Comments: (9) Collapse

  • Publisher 2010 has eliminated tools that power users need -- and that existed in 2007. For example, you can no longer keep the styles list open permanently in the leftside bar -- crucial if you're working on a big document and need to manage styles. That new pulldown in the middle of the ribbon is for occasional styles management -- not for serious work. MSFT blew it on this one. The other problem is large document management -- unless you install the 64-bit version of Office 2010, Publisher will not handle big documents. (And you can't install 64-bit Office 2010 because most of add-ins you used to use will break....) Real problems here, and cause to look for a better publishing system.

  • Nick -I talked to our Dev over here in Pub and they are not aware of any performance issues with “big documents” using the 32bit version vs. the 64bit version. It would be nice to get some more details about what the problem is with handling big documents in that version.

    A PM also siad that maybe you have add-ins that did something special for your large documents and the fact that they may not work on the 64bit version is what you're talking about?

    Will you let me know (and try to give more info about it all)?

    Thanks- Crabby

  • You are totally insane.  Publisher got way worse. The sole reason why I bought publisher 2010 was to work on my web site design.  It turns out Microsoft Publisher 2010 does not give you web site templates. It doesn't even give you real web site templates to download.  I lost my money!  I called their customer service departments in India and Phillipines and they told me the news.  Microsoft screws up something good once more!

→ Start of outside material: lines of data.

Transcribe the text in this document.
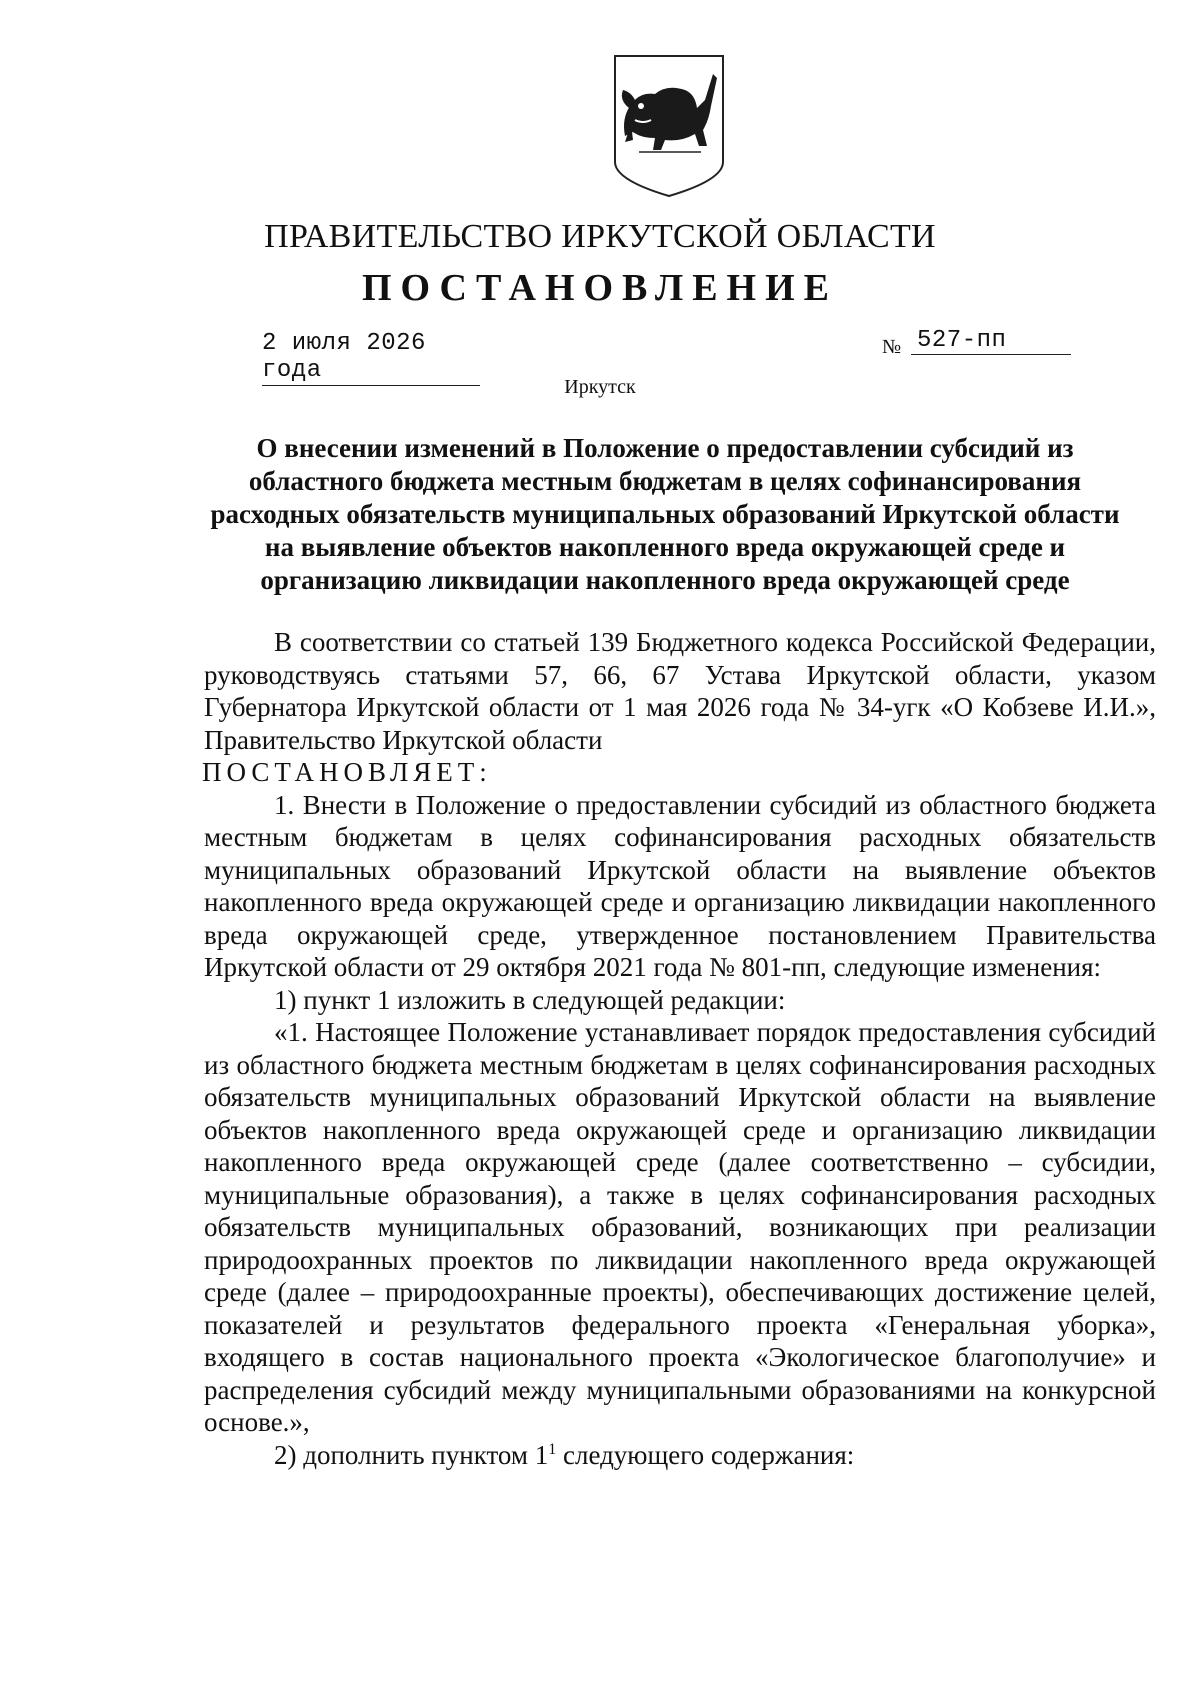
ПРАВИТЕЛЬСТВО ИРКУТСКОЙ ОБЛАСТИ
ПОСТАНОВЛЕНИЕ
2 июля 2026 года
№ 527-пп
Иркутск
О внесении изменений в Положение о предоставлении субсидий из областного бюджета местным бюджетам в целях софинансирования расходных обязательств муниципальных образований Иркутской области на выявление объектов накопленного вреда окружающей среде и организацию ликвидации накопленного вреда окружающей среде

В соответствии со статьей 139 Бюджетного кодекса Российской Федерации, руководствуясь статьями 57, 66, 67 Устава Иркутской области, указом Губернатора Иркутской области от 1 мая 2026 года № 34-угк «О Кобзеве И.И.», Правительство Иркутской области

ПОСТАНОВЛЯЕТ:

1. Внести в Положение о предоставлении субсидий из областного бюджета местным бюджетам в целях софинансирования расходных обязательств муниципальных образований Иркутской области на выявление объектов накопленного вреда окружающей среде и организацию ликвидации накопленного вреда окружающей среде, утвержденное постановлением Правительства Иркутской области от 29 октября 2021 года № 801-пп, следующие изменения:

1) пункт 1 изложить в следующей редакции:

«1. Настоящее Положение устанавливает порядок предоставления субсидий из областного бюджета местным бюджетам в целях софинансирования расходных обязательств муниципальных образований Иркутской области на выявление объектов накопленного вреда окружающей среде и организацию ликвидации накопленного вреда окружающей среде (далее соответственно – субсидии, муниципальные образования), а также в целях софинансирования расходных обязательств муниципальных образований, возникающих при реализации природоохранных проектов по ликвидации накопленного вреда окружающей среде (далее – природоохранные проекты), обеспечивающих достижение целей, показателей и результатов федерального проекта «Генеральная уборка», входящего в состав национального проекта «Экологическое благополучие» и распределения субсидий между муниципальными образованиями на конкурсной основе.»,

2) дополнить пунктом $1^1$ следующего содержания:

  • @J Veaz: The web page templates for Publisher 2007 work with Publisher 2010. If found EIGHT here: office.microsoft.com/.../CT010104338.aspx

  • Crabby -- Cf. "Using Microsoft Publisher 2010," Brien Posey, Que, Copyright 2011 (go figure!), chapter 5, Working with Longer Documents. This is the only discussion about the 32-bit limitatation that I've seen. In the next couple of weeks I'll be compiling 9 25-page docs into one big one. Will let you know what Pub 2010 has to say about it!

    Can you tell me what the biggest doc is that your Dev folks have composed in Publisher 2010?

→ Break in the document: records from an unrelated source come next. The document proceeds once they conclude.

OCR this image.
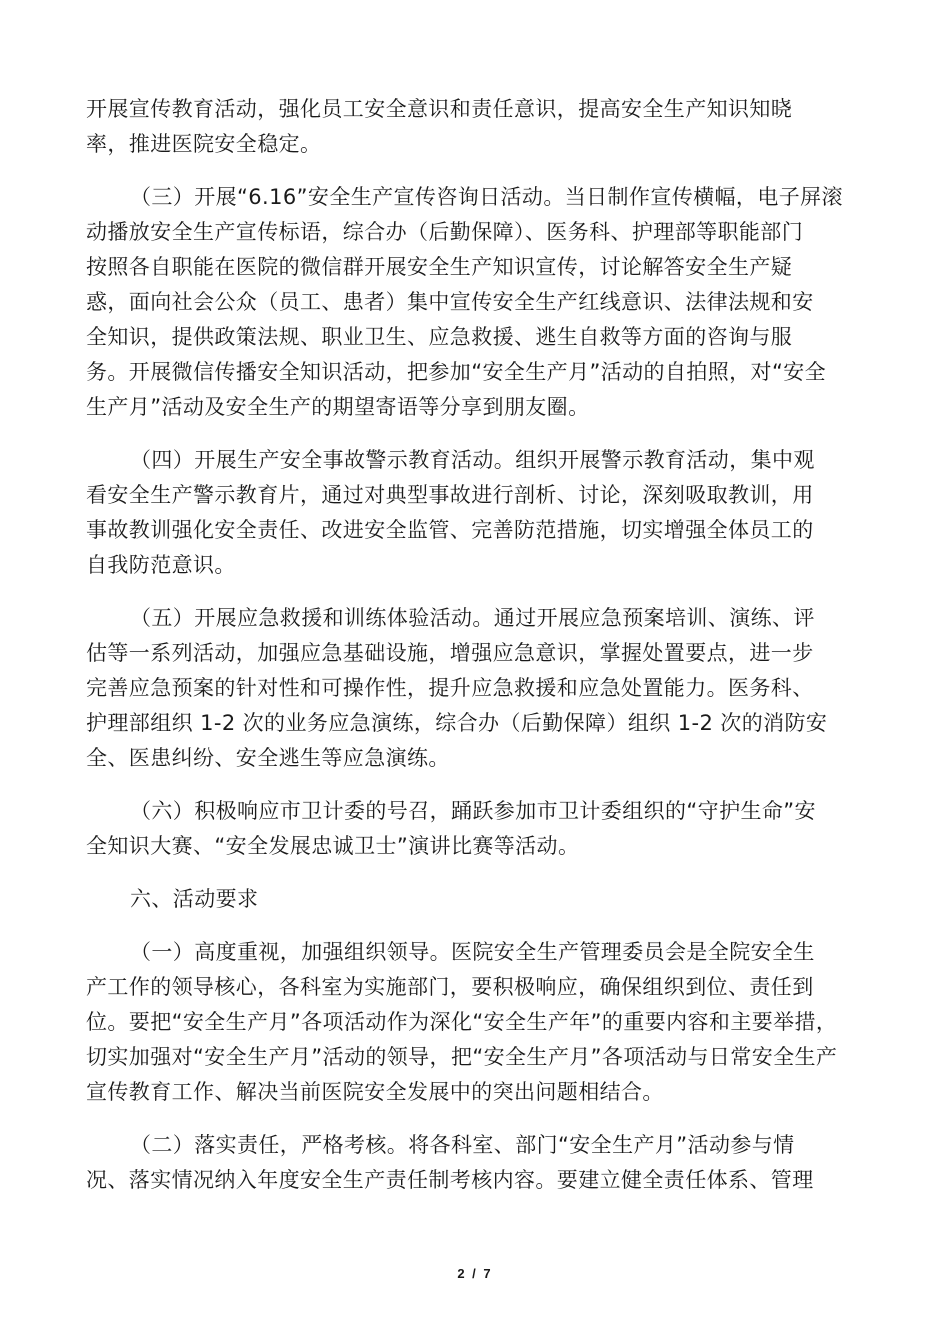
开展宣传教育活动，强化员工安全意识和责任意识，提高安全生产知识知晓
率，推进医院安全稳定。
（三）开展“6.16”安全生产宣传咨询日活动。当日制作宣传横幅，电子屏滚
动播放安全生产宣传标语，综合办（后勤保障）、医务科、护理部等职能部门
按照各自职能在医院的微信群开展安全生产知识宣传，讨论解答安全生产疑
惑，面向社会公众（员工、患者）集中宣传安全生产红线意识、法律法规和安
全知识，提供政策法规、职业卫生、应急救援、逃生自救等方面的咨询与服
务。开展微信传播安全知识活动，把参加“安全生产月”活动的自拍照，对“安全
生产月”活动及安全生产的期望寄语等分享到朋友圈。
（四）开展生产安全事故警示教育活动。组织开展警示教育活动，集中观
看安全生产警示教育片，通过对典型事故进行剖析、讨论，深刻吸取教训，用
事故教训强化安全责任、改进安全监管、完善防范措施，切实增强全体员工的
自我防范意识。
（五）开展应急救援和训练体验活动。通过开展应急预案培训、演练、评
估等一系列活动，加强应急基础设施，增强应急意识，掌握处置要点，进一步
完善应急预案的针对性和可操作性，提升应急救援和应急处置能力。医务科、
护理部组织 1-2 次的业务应急演练，综合办（后勤保障）组织 1-2 次的消防安
全、医患纠纷、安全逃生等应急演练。
（六）积极响应市卫计委的号召，踊跃参加市卫计委组织的“守护生命”安
全知识大赛、“安全发展忠诚卫士”演讲比赛等活动。
六、活动要求
（一）高度重视，加强组织领导。医院安全生产管理委员会是全院安全生
产工作的领导核心，各科室为实施部门，要积极响应，确保组织到位、责任到
位。要把“安全生产月”各项活动作为深化“安全生产年”的重要内容和主要举措，
切实加强对“安全生产月”活动的领导，把“安全生产月”各项活动与日常安全生产
宣传教育工作、解决当前医院安全发展中的突出问题相结合。
（二）落实责任，严格考核。将各科室、部门“安全生产月”活动参与情
况、落实情况纳入年度安全生产责任制考核内容。要建立健全责任体系、管理
2 / 7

    The new Styles interface is really a big problem. Constant clicking back and forth to check style attributes when 2007 just showed them to you "live" in a sidebar. There's no way in 2010 to bring up the styles in a sidebar. Very odd and unfortunate. Doesn't feel like the developers actually work on longer docs that apply several styles.

    Thanks for your response! I just found it! Be nice if you had an "e-mail me new updates" tool -- I found out you replied via GigaAlerts.

  • Nick - I talked to my contact on the Publisher team and he is goping to check with the devs. Regarding Styles, he suggested you just add Styles to the QAT (Quick Access Toolbar) - just right click in the Styles section on the Ribbon and click Add to QAT. Sure, it's not quite the same as it was but it's a way to make it better.

    Regarding the email updates, it's something we're working on; this site is a new platform for us and we're still working out the kinks...

    Thanks for writing - Crabby

  • Why will publisher not send my e-mails, i go right through the wizard process hit send message using my e-mail account, but e-mails do not get sent, any suggestions?

  • @Wayne: You must have Outlook 2007 for Publisher 2007 to send email messages successfully. You didn't say what version of Office or what OS you're using so I can't really diagnose. The best thing to do is visit the Microsoft Answers site and post your question. Be sure to give as much detail as possible. (Microsoft Answers is a forum where users like yourself as well as experts in the field ask and answer quesitons - it's free, and the Publisher one is here: social.answers.microsoft.com/.../threads )

  • I have to agree with Nick and others - not having the ability to have styles in a task pane is a HUGE hindrance to doing the kind of work I do with Publisher. This should be fixed ASAP. Quick Access Toolbar is no help whatsoever for me. Styles are MUCH more important to me than the page navigation to the left. I'm a Microsoft fan, but if the ease of use goes out the window there's just no reason to choose Publisher over competitors.